Get ready for an avalanche of high speed desktop 3D printers.
We’ve already seen some signs: Bambu Lab and Prusa Research have both released high speed desktop printers that have received notable attention.
These machines print at speeds typically 2-5X faster than “normal” FFF 3D printers that most often slog along at something between 40-60mm of filament each second.
For many years that was the standard speed, something close to 50mm/s, with a few exceptions that could hit 80mm/s or even 100mm/s. However, at higher speeds print quality suffered because of a combination of effects from printhead momentum and an inability of software to compensate.
The typical quality effect is called “ringing”, in which “shadows” appear in the surface near corners. These develop because the printhead literally shakes as it suddenly changes direction while extruding. These become more pronounced as speeds increase, eventually becoming unusable.
The scene began to change a few years ago with the introduction of Klipper firmware. This firmware introduced a new concept called “input shaping”. The idea is to provide compensation for these unfortunate vibrations by adjusting the timing of the movements in a very precise manner.
Klipper explains their solution:
“Input shaping is an open-loop control technique which creates a commanding signal that cancels its own vibrations. Input shaping requires some tuning and measurements before it can be enabled. Besides ringing, Input Shaping typically reduces the vibrations and shaking of the printer in general, and may also improve the reliability of the stealthChop mode of Trinamic stepper drivers.”
This sounds good: install Klipper and you have a 2-5X faster machine, right? No, it doesn’t actually work that way. It turns out that the vibrations are a product of not only the motion but the physical nature of the machine. Should the mass of a component change, say by installing a different cooling duct on the printhead, the vibration profile is entirely different.
This meant that to use Klipper you had to perform a significant amount of careful calibration for it to work properly. Take a look at the lengthy Klipper page to get a feel for what has to be done. There are plenty of instructions available on the Internet to do so, both in video and text formats. However, for the majority of casual FFF 3D printer operators these are steps well beyond their wheelhouse.
As a result we don’t see very many high speed 3D printers on the market using Klipper.
There have been some attempts to simplify this dilemma, such as Bambu Lab and Prusa Research doing all this tuning for their machines before shipping.
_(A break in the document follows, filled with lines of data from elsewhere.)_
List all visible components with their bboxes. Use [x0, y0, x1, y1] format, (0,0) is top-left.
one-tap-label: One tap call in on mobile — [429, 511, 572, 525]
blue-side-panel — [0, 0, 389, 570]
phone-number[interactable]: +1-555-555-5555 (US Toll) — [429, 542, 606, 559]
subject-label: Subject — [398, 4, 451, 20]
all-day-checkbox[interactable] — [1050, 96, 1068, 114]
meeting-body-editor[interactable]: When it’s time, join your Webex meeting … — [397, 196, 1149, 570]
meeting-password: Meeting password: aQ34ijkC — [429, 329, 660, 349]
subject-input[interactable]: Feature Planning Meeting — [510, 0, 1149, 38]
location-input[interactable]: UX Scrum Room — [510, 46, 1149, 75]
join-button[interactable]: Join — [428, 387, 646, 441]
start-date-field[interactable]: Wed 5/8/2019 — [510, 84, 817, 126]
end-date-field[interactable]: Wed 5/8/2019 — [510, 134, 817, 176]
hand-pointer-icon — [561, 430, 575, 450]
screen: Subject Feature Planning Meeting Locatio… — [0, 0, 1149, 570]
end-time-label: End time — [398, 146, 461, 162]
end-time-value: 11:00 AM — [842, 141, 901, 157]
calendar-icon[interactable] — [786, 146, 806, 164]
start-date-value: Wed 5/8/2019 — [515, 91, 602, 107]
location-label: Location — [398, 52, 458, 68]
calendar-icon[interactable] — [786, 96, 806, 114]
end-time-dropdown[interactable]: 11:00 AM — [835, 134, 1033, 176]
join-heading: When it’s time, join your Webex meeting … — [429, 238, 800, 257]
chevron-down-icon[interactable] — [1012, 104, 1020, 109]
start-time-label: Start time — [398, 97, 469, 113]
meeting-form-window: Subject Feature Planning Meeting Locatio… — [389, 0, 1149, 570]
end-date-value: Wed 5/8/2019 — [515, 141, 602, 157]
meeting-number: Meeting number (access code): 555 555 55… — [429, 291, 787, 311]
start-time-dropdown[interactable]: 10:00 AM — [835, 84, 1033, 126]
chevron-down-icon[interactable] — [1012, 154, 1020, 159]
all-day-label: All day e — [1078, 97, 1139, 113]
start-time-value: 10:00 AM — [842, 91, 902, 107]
Alternatively, Creality offered an external box that could assist in using Klipper on their systems.
But so far it hasn’t really taken off, and the vast majority of desktop 3D printers continue to use Marlin firmware rather than Klipper. Klipper seems to be in the mostly experimental zone of the market.
A quiet development may change this equation.
Marlin’s latest firmware release, 2.1.2, introduces input shaping!
This suggests that upcoming desktop 3D printers may acquire input shaping potential simply by the manufacturers including the latest firmware versions — which they should always do.
That’s part of the way there, as there is still the issue of calibration, and I foresee a couple of ways this could be solved if large numbers of machines have the firmware already installed by default.
One way could be that the manufacturers add a software procedure that could perform the calibration. The operator could run the software tool and the necessary tuning could be identified. This could be tightly integrated to the machine, or less so, depending on how sophisticated the manufacturer wants to go.
Another option could be a third party tool that could be made with an easy-to-use friendly workflow to accomplish similar results. I suspect such tools might already be under development somewhere.
Regardless of how that happens, it would appear we are closer to a world where the default FFF 3D print speed could be a lot higher than it is today.
— “normal” FFF 3D printers that most often slog along at something between 40-60mm of filament each second. —
You mean linear travel speed. 40-60mm/s would be ~100-150mm^3/s of filament. These are not the speeds of a ‘normal’ FFF printer.
I interpret “mm of filament per second” as filament speed through the extruder, what you are discussing is nozzle (or printhead) speed, which is not the same thing.